Closing, in any real respect, is about making a commitment to change together.
That commitment to change is directly related to how much value the person you are asking for the sale is going to feel like they are going to gain by working with you.
One of the problems I see over and over in sales, especially in professional services is, a failure to differentiate the product or service from the competition.
Think about how often you see service providers get into competitions for business based on price?
All else fails, drop the price!
Right?
This race to the bottom based on pricing has everything to do with how well the product or service is differentiated.
Which leads to the obvious conclusion that if you are getting to closing and price comes up or any of the other common objections, you haven’t managed the sales cycle effectively, but likely you haven’t differentiated yourself well enough either.
Are you managing the sales cycle effectively?
I’ve heard a story somewhere about the salesperson that had some ungodly number of sales calls with a prospect.
Each one, left with the promise of the next meeting being the one where a decision is made.

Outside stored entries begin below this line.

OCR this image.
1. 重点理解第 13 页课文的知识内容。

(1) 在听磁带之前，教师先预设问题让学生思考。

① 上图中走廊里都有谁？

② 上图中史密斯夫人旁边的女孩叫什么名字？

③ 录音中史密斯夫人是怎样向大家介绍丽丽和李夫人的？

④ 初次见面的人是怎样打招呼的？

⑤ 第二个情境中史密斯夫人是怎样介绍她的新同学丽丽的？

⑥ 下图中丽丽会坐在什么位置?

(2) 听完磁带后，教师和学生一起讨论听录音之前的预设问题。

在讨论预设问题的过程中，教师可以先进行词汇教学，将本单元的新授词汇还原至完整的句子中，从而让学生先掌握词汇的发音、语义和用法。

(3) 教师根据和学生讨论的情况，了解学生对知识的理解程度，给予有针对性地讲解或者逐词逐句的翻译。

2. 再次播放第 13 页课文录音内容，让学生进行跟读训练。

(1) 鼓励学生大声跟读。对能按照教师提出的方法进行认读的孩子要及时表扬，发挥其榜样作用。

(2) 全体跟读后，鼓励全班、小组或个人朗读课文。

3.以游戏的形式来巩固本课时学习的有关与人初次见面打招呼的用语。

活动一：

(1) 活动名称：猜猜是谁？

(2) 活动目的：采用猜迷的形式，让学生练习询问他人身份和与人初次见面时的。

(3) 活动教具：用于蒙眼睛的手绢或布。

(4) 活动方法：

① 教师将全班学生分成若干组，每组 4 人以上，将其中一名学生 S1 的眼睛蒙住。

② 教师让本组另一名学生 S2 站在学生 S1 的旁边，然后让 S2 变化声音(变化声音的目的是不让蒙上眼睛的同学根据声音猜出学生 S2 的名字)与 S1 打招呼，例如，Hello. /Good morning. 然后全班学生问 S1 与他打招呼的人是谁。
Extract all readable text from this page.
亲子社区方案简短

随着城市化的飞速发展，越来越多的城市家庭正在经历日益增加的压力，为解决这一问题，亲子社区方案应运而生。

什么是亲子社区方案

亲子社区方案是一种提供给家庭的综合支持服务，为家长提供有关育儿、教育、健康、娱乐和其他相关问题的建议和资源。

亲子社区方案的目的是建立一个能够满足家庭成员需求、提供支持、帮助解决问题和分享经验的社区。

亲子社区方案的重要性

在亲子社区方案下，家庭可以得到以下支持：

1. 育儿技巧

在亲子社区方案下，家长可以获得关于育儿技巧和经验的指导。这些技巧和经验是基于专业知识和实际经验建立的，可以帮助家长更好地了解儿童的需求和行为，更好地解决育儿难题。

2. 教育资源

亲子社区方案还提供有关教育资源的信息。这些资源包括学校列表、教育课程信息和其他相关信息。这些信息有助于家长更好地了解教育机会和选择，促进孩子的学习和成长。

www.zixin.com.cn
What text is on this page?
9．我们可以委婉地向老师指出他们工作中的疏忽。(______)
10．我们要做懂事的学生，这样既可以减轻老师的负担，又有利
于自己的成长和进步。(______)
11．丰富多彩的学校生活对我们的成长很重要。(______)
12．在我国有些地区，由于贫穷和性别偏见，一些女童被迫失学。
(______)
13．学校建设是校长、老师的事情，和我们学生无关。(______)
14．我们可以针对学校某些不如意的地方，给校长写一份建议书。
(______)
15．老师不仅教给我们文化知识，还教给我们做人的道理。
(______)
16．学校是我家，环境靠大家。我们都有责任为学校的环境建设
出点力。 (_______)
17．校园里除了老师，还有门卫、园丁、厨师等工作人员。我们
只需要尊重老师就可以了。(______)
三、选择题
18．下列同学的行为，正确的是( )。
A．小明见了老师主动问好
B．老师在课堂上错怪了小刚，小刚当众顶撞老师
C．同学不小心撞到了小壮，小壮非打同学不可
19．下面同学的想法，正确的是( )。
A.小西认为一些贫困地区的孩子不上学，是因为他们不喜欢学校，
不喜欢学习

You know the punch line, right?
The sale was never made.
I think that this happens far more often than we even realize because we all hold out hope that these deals are going to close.
While hope is great and all good salespeople need it. Having blind hope is actually a terrible thing because it causes you to waste time on deals that will never close.
I was at lunch with the Chairman of a large local bank a few months back when he said to me, “I prefer a fast no.”
My question to all of you is whether or not that some of your closing problems are actually problems of identifying real opportunities and managing the sales cycle effectively so that you can make a go or no go on pursuing the issue more quickly.
Is part of your closing challenge directly related to the number of opportunities you are creating?
The final point about closing challenges has to do with the number of opportunities you are creating.
I know that I keep track of the number of buyers I talk with each year.
I shoot for at least 100.
I know that if I talk to 100 that half of them are going to be become real prospects. Of the 50 real prospects, another 25 are likely to progress to a deeper conversation or proposal. And, if I close half of them, I have approximately 1 new client a month.
That’s an easy formula that I can follow.
I know pretty clearly if I am doing a good job or not.
I can tell what’s off or what’s working.
I have a realistic expectation of my ability to close business.
When I get frustrated about the amount of business I’m closing, I can look at my opportunity creation.
Is it where it needs to be?
If I only have one deal in the pipeline, it can become pretty frustrating if I don’t close it.
If I have 4 and I know that 1 in 4 close, I am in a much better position.
So the final point about closing is are you really creating the number of opportunities you need to be successful?
I don’t want to discount the words you shouldn’t use in sales or the “tie-downs” and things like that, even though I don’t know that they work.
But I do think as sellers, you have to spend a little more time looking at the entire sales process to identify the real challenges to your closing challenges or your sales challenges.